United States Marine Corps general (1919–2015)

Earl Edward Anderson (June 24, 1919 – November 12, 2015) was a U.S. Marine four-star general. He was the youngest active duty Marine ever promoted to the rank of general and the first active duty Marine Naval Aviator to be promoted to a 4-star rank. He became Assistant Commandant of the Marine Corps on April 1, 1972. He was promoted to general on March 31, 1972. General Keith B. McCutcheon had been promoted to four-star rank the day of his retirement for medical reasons on July 1, 1971. During his 35-year Marine career, he served in combat actions in World War II, the Korean War, and the Vietnam War.

==Training and teaching==
Anderson entered West Virginia University, where he was a member of Tau Kappa Epsilon fraternity, and graduated in 1940 after earning a Bachelor of Science degree. In June 1940 he was commissioned a Marine second lieutenant and reported to The Basic School (TBS) in Philadelphia for officer training. Upon graduation from TBS in February 1941, he was ordered to Sea School, Marine Barracks, Portsmouth, Virginia, where he served as an instructor. He remained in that assignment until May, when he received assignment to the USS Yorktown (CV-5), which was operating with the neutrality patrol in the North Atlantic.

==World War II==
With the outbreak of World War II in the Pacific, Anderson and the Yorktown were transferred there, where they participated in the Gilbert and Marshall Islands campaign, the Salamaua-Lae campaign, and the Battles of the Coral Sea and Midway. He was serving on the Yorktown when it was sunk during the Battle of Midway. During this period of time, he was promoted to first lieutenant in December 1941 and captain in May 1942. Following his rescue from the Yorktown, Anderson returned to the United States where he served briefly with Marine Corps Base San Diego, California, and then with the 2nd Marine Division.

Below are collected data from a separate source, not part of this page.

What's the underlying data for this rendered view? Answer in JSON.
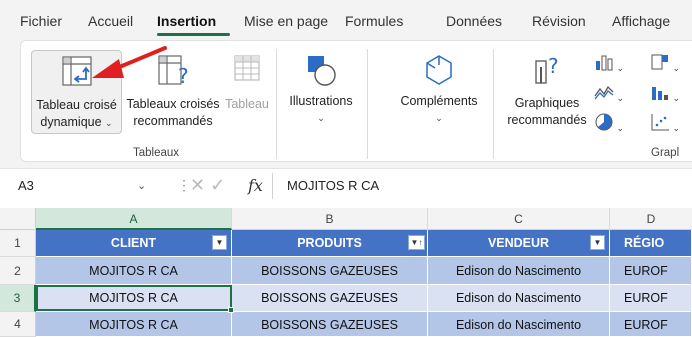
{
  "ribbon_tabs": [
    {
      "label": "Fichier"
    },
    {
      "label": "Accueil"
    },
    {
      "label": "Insertion",
      "active": true
    },
    {
      "label": "Mise en page"
    },
    {
      "label": "Formules"
    },
    {
      "label": "Données"
    },
    {
      "label": "Révision"
    },
    {
      "label": "Affichage"
    }
  ],
  "tableaux_group": {
    "label": "Tableaux",
    "pivot_table": {
      "line1": "Tableau croisé",
      "line2": "dynamique",
      "caret": "⌄",
      "icon": "pivot-table-icon"
    },
    "recommended_pivot": {
      "line1": "Tableaux croisés",
      "line2": "recommandés",
      "icon": "recommended-pivot-icon"
    },
    "table": {
      "label": "Tableau",
      "icon": "table-icon"
    }
  },
  "illustrations": {
    "label": "Illustrations",
    "caret": "⌄",
    "icon": "shapes-icon"
  },
  "complements": {
    "label": "Compléments",
    "caret": "⌄",
    "icon": "addins-icon"
  },
  "charts": {
    "line1": "Graphiques",
    "line2": "recommandés",
    "icon": "recommended-charts-icon",
    "group_label_partial": "Grapl"
  },
  "arrow_color": "#e02020",
  "formula_bar": {
    "name_box": "A3",
    "name_caret": "⌄",
    "separator": "⋮",
    "cancel_enter": "✕ ✓",
    "fx": "fx",
    "value": "MOJITOS R CA"
  },
  "sheet": {
    "columns": [
      "A",
      "B",
      "C",
      "D"
    ],
    "rows": [
      "1",
      "2",
      "3",
      "4"
    ],
    "headers": [
      "CLIENT",
      "PRODUITS",
      "VENDEUR",
      "RÉGIO"
    ],
    "filter_glyphs": [
      "▼",
      "▼↑",
      "▼",
      ""
    ],
    "data": [
      [
        "MOJITOS R CA",
        "BOISSONS GAZEUSES",
        "Edison do Nascimento",
        "EUROF"
      ],
      [
        "MOJITOS R CA",
        "BOISSONS GAZEUSES",
        "Edison do Nascimento",
        "EUROF"
      ],
      [
        "MOJITOS R CA",
        "BOISSONS GAZEUSES",
        "Edison do Nascimento",
        "EUROF"
      ]
    ],
    "header_color": "#4472c4",
    "band_color": "#b4c6e7",
    "band_alt_color": "#d9e1f2",
    "selection_color": "#1e7145"
  }
}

He was ordered to flight training at Naval Air Station Dallas, Texas in the spring of 1943. He was promoted to major in May 1943 and was awarded the gold wings of a naval aviator at Naval Air Station Pensacola, Florida in October 1943. His next assignment was as a flight instructor at Marine Corps Air Station Edenton, North Carolina. He remained there until December 1944, when he returned to duty in the Pacific Area and assumed command of Marine Bomber Squadron 443. He later served as the executive officer of Marine Aircraft Group 61 (MAG-61) in the consolidation of the Northern Solomons and the recapture of the Philippines.

==Post-World War II==
In November 1945, Anderson returned to the United States and served in a wide variety of post-war assignments, including as a student at the Marine Corps Command and Staff College, Marine Corps Base Quantico, Virginia; Administration Officer, Division of Aviation, Headquarters Marine Corps (HQMC); and as the administration assistant to the assistant commandant for air, HQMC. He was promoted to lieutenant colonel in July 1949 and assigned to the Office of the Judge Advocate General, where he served in various branches while a post-graduate student at The George Washington University Law School.

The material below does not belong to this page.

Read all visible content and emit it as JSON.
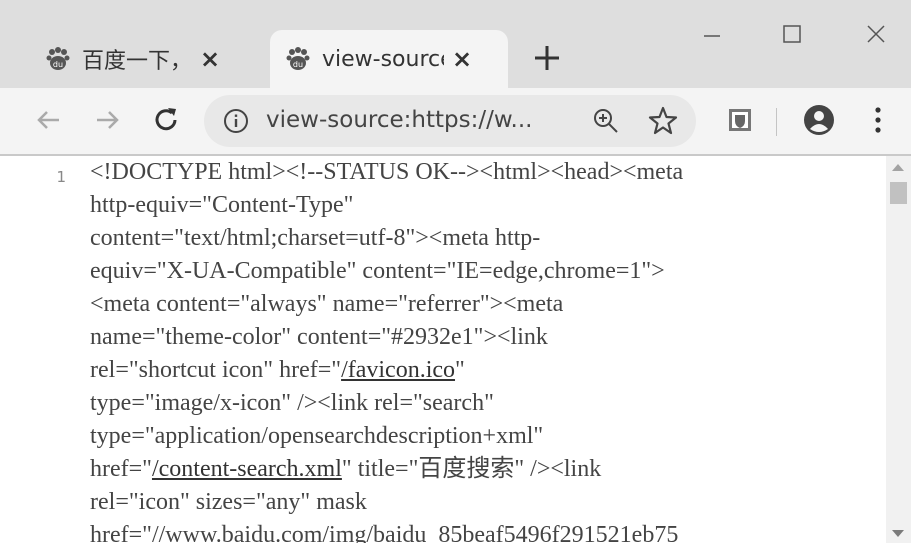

In the summer of 1952, Anderson was ordered to Aircraft, Fleet Marine Force, Pacific, where he served as the executive officer for Marine Aircraft Group 16 until the spring of 1953 when he was ordered to Korea. In Korea, Anderson was the commanding officer, Marine Observation Squadron 6 (VMO-6), and later became the assistant chief of staff G-1, 1st Marine Aircraft Wing. Upon his return to the United States, he was assigned as the executive officer and then commanding officer of Marine Aircraft Group 26.

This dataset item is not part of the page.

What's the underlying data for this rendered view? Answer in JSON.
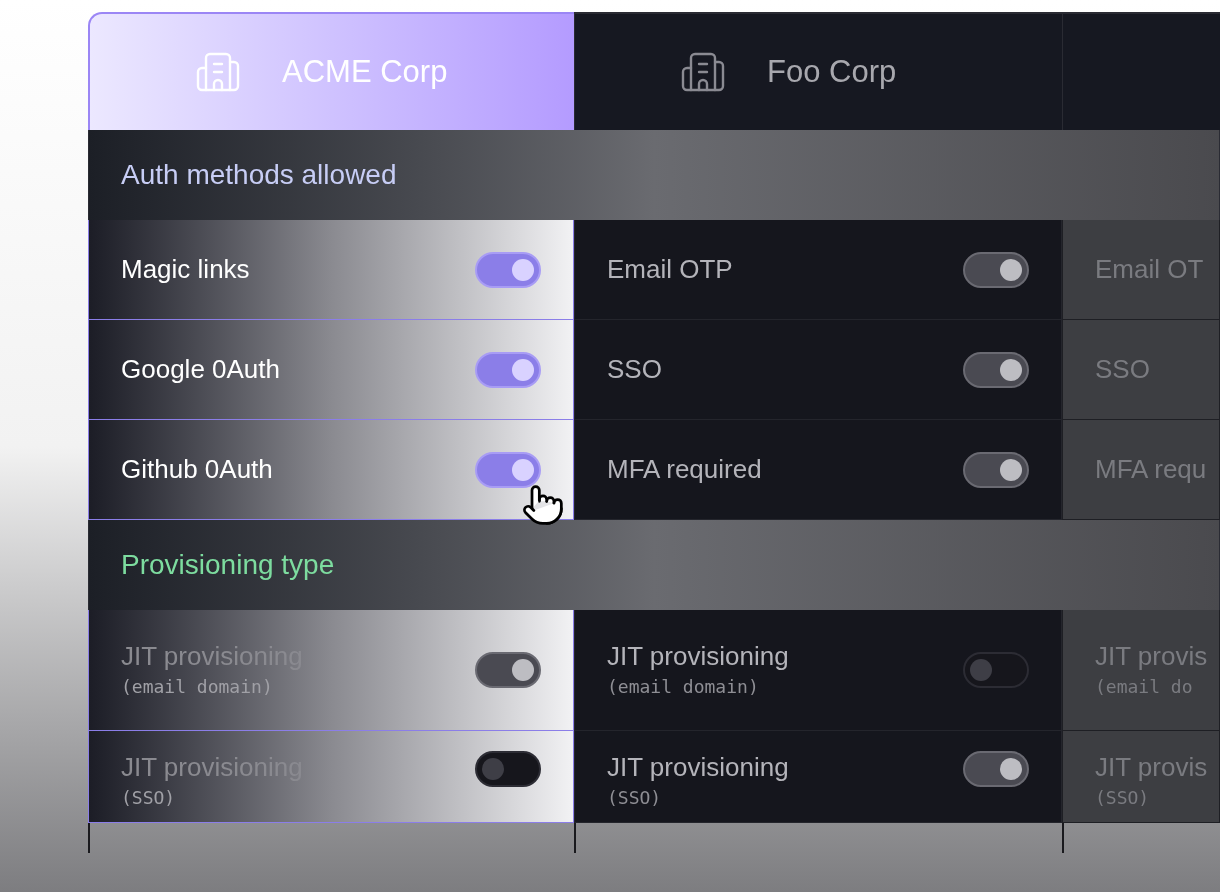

During May 1956, Anderson was assigned back to MCS, Quantico, Virginia, where he served first as an instructor, then Chief of the Air Section, Marine Corps Educational Center. He was promoted to colonel in October 1957 and, during the summer of 1959, was ordered to the Army War College, Carlisle Barracks, Pennsylvania. He graduated in June 1960 and was ordered to the 3rd Marine Aircraft Wing, where he served as the Staff Legal Officer until July 1961. He then assumed command of Marine Aircraft Group 36, Santa Ana, California, where his group participated in more than 13 separate amphibious and field exercises.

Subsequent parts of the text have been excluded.